Back when I was studying computer science, one of the interesting bits was the discussion of the information content in a message which is distinct to the actual number of bits used to transmit the same message. I can remember a definition which involved the sum of logarithms of long-term occurrences versus the transmitted messages. The upshot was, that only if 0s and 1s are equally distributed, then each Bit contains one bit worth of information.

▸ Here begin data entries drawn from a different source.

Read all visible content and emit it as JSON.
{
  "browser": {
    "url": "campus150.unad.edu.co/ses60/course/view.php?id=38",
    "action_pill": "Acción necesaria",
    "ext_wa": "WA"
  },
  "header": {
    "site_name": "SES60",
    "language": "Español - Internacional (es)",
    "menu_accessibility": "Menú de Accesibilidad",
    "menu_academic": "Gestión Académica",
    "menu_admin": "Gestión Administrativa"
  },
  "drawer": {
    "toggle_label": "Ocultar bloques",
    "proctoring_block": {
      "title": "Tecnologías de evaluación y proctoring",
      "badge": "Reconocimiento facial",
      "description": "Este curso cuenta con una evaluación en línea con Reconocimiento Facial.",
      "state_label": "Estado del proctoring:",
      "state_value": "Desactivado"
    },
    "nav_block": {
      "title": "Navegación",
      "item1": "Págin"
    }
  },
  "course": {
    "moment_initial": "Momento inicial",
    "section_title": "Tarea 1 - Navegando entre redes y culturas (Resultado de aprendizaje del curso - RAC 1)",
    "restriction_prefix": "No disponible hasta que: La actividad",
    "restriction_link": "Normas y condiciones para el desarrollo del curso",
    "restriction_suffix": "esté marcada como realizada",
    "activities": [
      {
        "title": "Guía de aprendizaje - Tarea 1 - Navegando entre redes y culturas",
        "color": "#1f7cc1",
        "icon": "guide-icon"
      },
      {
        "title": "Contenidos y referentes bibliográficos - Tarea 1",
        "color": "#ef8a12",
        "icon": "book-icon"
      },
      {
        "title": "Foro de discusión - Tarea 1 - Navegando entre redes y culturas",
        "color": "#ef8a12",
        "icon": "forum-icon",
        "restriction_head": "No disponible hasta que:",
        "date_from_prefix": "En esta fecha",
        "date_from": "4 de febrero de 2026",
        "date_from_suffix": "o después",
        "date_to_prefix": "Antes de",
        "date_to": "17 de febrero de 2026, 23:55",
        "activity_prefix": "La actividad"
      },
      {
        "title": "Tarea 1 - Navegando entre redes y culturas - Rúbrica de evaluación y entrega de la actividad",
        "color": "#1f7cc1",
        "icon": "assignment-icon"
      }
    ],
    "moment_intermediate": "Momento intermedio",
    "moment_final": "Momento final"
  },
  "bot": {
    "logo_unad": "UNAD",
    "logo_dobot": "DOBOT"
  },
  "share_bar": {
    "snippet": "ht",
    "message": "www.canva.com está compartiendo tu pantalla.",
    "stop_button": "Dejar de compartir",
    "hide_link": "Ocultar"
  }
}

The next iteration was compressibility: if there are patterns in the message, then a compression algorithm can reduce the number of bits needed to store the full message, thus the information content in original text does not equal its number of bits. This could be a simple Huffman encoding, or more advanced algorithms like Lempel-Ziv-Welch, but one of the main points here is that the algorithm is completely content agnostic. There are no databases of English words inside these compressors; they cannot substitute numerical IDs of word for the words themselves. That would be considered cheating in the generic compression game. (There are, of course, some instances of very domain-specific compression algorithms which do build on knowledge of the data likely to be transmitted. HTTP/2 or SIP header-compression are such examples.)

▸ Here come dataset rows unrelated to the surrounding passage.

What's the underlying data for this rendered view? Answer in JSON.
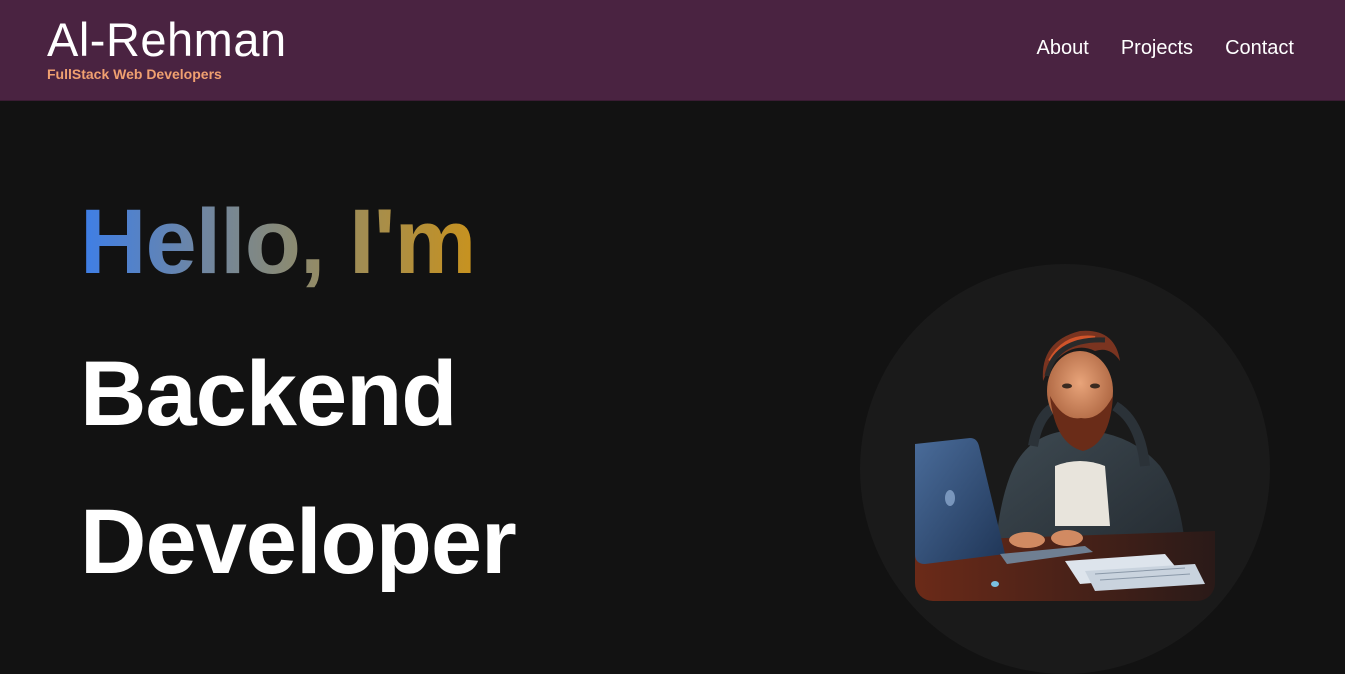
{
  "header": {
    "brand_title": "Al-Rehman",
    "brand_subtitle": "FullStack Web Developers",
    "nav": [
      {
        "label": "About"
      },
      {
        "label": "Projects"
      },
      {
        "label": "Contact"
      }
    ]
  },
  "hero": {
    "greeting": "Hello, I'm",
    "role_line1": "Backend",
    "role_line2": "Developer",
    "avatar_alt": "developer-illustration"
  },
  "colors": {
    "header_bg": "#4a2341",
    "page_bg": "#121212",
    "subtitle": "#f0a070",
    "gradient_start": "#3d7ee8",
    "gradient_end": "#c8921e"
  }
}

Another interesting progress was the introduction of lossy compression. For certain applications (e.g., images, sounds, videos) it is not necessary to be able to reproduce the original file bit by bit, but only to generate something that looks or sounds very similar to the original media. This unlocked a huge potential for efficient compression. JPEG for images, MPEG3 for music and DIVX for movies reached the broad population by shrinking these files to manageable sizes. They made digital mixtapes (i.e., self-burned audio CDs) possible, CD-ROMs with pirated movies were traded in school yards and Napster started the online file-sharing revolution.